Mini-workshop on New directions on Robustness in ML

About the Series

The IDEAL workshop series brings in experts on topics related to the foundations of data science to present their perspective and research on a common theme. This virtual workshop will feature five talks and discussion sessions.

Synopsis

As machine learning systems are being deployed in almost every aspect of decision-making, it is vital for them to be reliable and secure to adversarial corruptions and perturbations of various kinds. This workshop will explore newer notions of robustness and the different challenges that arise in designing reliable ML algorithms. Topics include test-time robustness, adversarial perturbations, distribution shifts, and explore connections between robustness and other areas. The workshop speakers are Aleksander Madry, Gautam Kamath, Kamalika Chaudhuri, Pranjal Awasthi and Sebastien Bubeck.  

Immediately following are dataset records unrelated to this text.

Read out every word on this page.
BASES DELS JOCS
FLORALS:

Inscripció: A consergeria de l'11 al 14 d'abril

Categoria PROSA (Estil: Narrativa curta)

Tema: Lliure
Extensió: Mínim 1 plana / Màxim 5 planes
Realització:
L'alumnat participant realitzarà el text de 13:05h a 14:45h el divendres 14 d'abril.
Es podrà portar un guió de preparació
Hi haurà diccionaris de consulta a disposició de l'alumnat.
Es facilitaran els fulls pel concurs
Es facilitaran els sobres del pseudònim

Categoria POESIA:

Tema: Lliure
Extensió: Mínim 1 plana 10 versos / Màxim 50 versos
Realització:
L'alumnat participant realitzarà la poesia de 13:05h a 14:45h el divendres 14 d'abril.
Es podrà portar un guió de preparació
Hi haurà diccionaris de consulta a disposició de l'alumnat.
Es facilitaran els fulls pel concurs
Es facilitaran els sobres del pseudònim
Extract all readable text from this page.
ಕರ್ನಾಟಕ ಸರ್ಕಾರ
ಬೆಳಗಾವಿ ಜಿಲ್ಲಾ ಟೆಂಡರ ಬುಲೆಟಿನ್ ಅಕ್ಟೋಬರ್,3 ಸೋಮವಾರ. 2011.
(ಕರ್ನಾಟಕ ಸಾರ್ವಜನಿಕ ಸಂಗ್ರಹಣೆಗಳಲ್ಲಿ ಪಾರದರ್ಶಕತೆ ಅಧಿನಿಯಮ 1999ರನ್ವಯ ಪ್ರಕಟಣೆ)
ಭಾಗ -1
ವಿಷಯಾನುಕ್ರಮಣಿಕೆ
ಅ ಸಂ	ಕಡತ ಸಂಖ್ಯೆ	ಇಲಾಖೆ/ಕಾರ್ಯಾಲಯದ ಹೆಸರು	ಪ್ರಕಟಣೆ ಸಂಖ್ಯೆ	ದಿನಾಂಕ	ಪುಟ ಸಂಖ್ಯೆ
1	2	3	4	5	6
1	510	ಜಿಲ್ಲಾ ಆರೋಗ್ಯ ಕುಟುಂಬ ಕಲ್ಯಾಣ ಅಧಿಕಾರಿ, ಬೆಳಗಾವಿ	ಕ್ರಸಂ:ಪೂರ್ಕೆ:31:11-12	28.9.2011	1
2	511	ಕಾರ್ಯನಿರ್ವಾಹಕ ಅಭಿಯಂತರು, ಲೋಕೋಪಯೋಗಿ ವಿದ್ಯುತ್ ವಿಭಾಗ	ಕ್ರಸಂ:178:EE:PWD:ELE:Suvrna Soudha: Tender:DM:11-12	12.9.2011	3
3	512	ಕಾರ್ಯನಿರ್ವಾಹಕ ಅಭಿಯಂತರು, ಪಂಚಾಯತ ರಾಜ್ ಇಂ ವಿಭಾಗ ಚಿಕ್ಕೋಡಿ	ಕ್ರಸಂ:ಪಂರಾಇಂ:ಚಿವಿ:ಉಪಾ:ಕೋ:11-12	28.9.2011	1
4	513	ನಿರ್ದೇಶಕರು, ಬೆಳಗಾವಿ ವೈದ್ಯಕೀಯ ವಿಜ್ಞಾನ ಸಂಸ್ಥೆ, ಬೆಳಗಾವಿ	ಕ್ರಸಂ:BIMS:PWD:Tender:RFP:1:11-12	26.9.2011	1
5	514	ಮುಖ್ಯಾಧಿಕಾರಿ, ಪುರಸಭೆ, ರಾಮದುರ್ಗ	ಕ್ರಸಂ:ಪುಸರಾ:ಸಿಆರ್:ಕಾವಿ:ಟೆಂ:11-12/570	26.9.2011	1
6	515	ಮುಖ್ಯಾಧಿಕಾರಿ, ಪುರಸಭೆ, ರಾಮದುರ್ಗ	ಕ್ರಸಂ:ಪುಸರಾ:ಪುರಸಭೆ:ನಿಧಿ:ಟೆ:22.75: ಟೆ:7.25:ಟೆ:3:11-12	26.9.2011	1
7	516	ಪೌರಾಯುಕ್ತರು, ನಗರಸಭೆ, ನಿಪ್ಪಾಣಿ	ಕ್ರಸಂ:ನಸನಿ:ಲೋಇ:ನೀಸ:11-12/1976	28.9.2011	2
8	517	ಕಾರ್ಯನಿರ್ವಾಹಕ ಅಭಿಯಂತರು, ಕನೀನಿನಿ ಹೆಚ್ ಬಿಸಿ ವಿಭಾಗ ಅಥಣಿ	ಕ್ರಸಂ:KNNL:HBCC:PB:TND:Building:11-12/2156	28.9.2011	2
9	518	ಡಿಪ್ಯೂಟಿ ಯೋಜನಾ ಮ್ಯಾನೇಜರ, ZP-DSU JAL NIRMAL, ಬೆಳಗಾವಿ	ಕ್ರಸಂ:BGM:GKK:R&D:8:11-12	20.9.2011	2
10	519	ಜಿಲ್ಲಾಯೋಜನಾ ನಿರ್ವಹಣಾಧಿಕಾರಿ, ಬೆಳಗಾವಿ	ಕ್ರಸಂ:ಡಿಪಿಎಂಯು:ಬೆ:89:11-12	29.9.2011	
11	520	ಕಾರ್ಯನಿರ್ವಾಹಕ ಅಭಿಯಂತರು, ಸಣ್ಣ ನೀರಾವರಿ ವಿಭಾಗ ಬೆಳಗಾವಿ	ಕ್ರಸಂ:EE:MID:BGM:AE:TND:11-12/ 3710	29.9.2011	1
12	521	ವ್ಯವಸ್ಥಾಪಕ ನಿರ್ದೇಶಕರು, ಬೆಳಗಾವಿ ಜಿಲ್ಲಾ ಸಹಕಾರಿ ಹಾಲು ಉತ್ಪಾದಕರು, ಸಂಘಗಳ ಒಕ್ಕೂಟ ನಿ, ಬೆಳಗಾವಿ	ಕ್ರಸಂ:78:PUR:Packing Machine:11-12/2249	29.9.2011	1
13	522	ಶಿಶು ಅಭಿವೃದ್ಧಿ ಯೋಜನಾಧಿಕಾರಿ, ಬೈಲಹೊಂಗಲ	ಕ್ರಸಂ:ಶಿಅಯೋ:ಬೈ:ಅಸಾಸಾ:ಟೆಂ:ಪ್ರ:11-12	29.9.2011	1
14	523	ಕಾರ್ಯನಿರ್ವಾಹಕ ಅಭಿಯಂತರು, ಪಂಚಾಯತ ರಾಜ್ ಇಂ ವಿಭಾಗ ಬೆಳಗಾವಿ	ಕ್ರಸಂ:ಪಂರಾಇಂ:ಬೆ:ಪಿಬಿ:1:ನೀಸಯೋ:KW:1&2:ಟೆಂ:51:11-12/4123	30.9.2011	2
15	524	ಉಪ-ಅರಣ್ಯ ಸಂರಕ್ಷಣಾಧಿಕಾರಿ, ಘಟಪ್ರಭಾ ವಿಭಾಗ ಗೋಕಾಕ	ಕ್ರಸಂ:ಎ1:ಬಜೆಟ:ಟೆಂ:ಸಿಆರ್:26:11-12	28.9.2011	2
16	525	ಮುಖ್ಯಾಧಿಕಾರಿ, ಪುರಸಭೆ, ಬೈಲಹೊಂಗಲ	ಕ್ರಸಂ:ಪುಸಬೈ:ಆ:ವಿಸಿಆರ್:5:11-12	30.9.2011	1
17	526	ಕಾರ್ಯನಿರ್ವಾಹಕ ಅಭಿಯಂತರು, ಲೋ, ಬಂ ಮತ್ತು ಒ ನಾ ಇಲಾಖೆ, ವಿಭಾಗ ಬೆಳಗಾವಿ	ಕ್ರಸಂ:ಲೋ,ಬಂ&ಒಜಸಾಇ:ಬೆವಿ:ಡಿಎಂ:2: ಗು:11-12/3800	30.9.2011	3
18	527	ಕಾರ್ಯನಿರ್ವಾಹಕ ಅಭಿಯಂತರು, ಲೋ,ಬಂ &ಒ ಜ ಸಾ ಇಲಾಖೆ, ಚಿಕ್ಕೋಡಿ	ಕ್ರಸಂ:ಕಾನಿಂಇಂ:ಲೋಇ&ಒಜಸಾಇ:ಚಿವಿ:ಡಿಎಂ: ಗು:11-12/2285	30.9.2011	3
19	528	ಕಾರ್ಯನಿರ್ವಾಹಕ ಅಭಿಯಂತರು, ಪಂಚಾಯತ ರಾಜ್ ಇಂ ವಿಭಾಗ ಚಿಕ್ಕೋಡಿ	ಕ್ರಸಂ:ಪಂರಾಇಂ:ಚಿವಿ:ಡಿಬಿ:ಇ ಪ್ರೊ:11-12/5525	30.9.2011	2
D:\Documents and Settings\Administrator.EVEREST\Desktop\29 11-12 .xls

The workshop is part of the Fall 2021 Special Quarter on Robustness in High-dimensional Statistics and Machine Learning; co-organized by Professors Yu Cheng (University of Illinois at Chicago), Chao Gao (University of Chicago), and Aravindan Vijayaraghavan (Northwestern University).

Logistics

  • Date: Tuesday, November 16, 2021 11:00am-3:30pm CDT (Chicago Time)
  • Location: Virtual IDEAL (on gather.town)- watch the full event here
  • Free Registration: Attendees must register to receive information for joining. Login information for Gather.Town will be provided via email. (People who have already selected to attend this workshop in the Fall 2021 special quarter participation form do not need to fill in this registration form).

Schedule

Titles and Abstracts

 
Speaker: Kamalika Chaudhuri
Title: Theoretically Understanding the Origins of Adversarial Robustness
Abstract: As machine learning is increasingly deployed, there is a need for reliable and robust methods that go beyond simple test accuracy.  In this talk, we will discuss one such challenge — robustness to adversarial examples. These examples are small imperceptible perturbations to legitimate test inputs that cause machine learning classifiers to misclassify. While recent work has proposed many attacks and defenses, why exactly they arise still remains a mystery. In this talk, we’ll take a closer principled look at this question in the context of non-parametric methods, linear classifiers, and finally neural networks. We will show that in most cases, the problem is the training algorithms we use.
 
Speaker: Pranjal Awasthi
Title: Finding Adversarially Robust Low Dimensional Representations
Abstract: Adversarial robustness measures the susceptibility of a machine
learning algorithm to small perturbations made to the input either attest time or at training time. Our current theoretical understanding of adversarial robustness is limited, and has mostly focused on supervised learning tasks.
In this talk, I will consider a natural extension of PrincipalComponent Analysis (PCA) where the goal is to find a low dimensionalsubspace to represent the given data with minimum projection error,and that is in addition robust to small perturbations (measured in say\ell_\infty norm). Unlike PCA which is solvable in polynomial time,our formulation is computationally intractable to optimize as itcaptures the well-studied sparse PCA objective. I willpresent polynomial time algorithms that give bicriteria constantfactor approximations in the worst case.
 
Our algorithmic techniques will also be robust to corruptions attraining time. I will then discuss theoretical and practical applications
of the main result.
 
Speaker: Sebastien Bubeck
Title: A universal law of robustness via isoperimetry
Abstract: I will present a theorem that tentatively explains why robustness necessitate very large neural networks. Joint work with Mark Sellke.
 
Speaker: Aleksander Madry
Title: ML Model Debugging: A Data Perspective
Abstract: Machine learning models tend to rely on an abundance of training data. Yet, understanding the underlying structure of this data—and models’ exact dependence on it—remains a challenge.

In this talk, we will present a framework for directly modeling predictions as functions of training data. This framework, given a dataset and a learning algorithm, pinpoints—at varying levels of granularity—the relationships between train and test point pairs through the lens of the corresponding model class. Even in its most basic version, our framework enables many applications, including discovering subpopulations, quantifying model brittleness via counterfactuals, and identifying train-test leakage.

Speaker: Gautam Kamath
Title: Statistical Estimation with Differential Privacy
Abstract: Naively implemented, statistical procedures are prone to leaking information about their training data, which can be problematic if the data is sensitive. To address these issues, one can consider differential privacy, a rigorous notion of data privacy which is applicable to algorithms in a variety of statistical settings. In this talk, I will survey recent results in differential private statistical estimation, offering a few vignettes showing that privacy constraints can raise novel challenges for even the most fundamental problems. Along the way, I’ll mention connections to tools and techniques in a number of fields, including modern advances in robust statistics.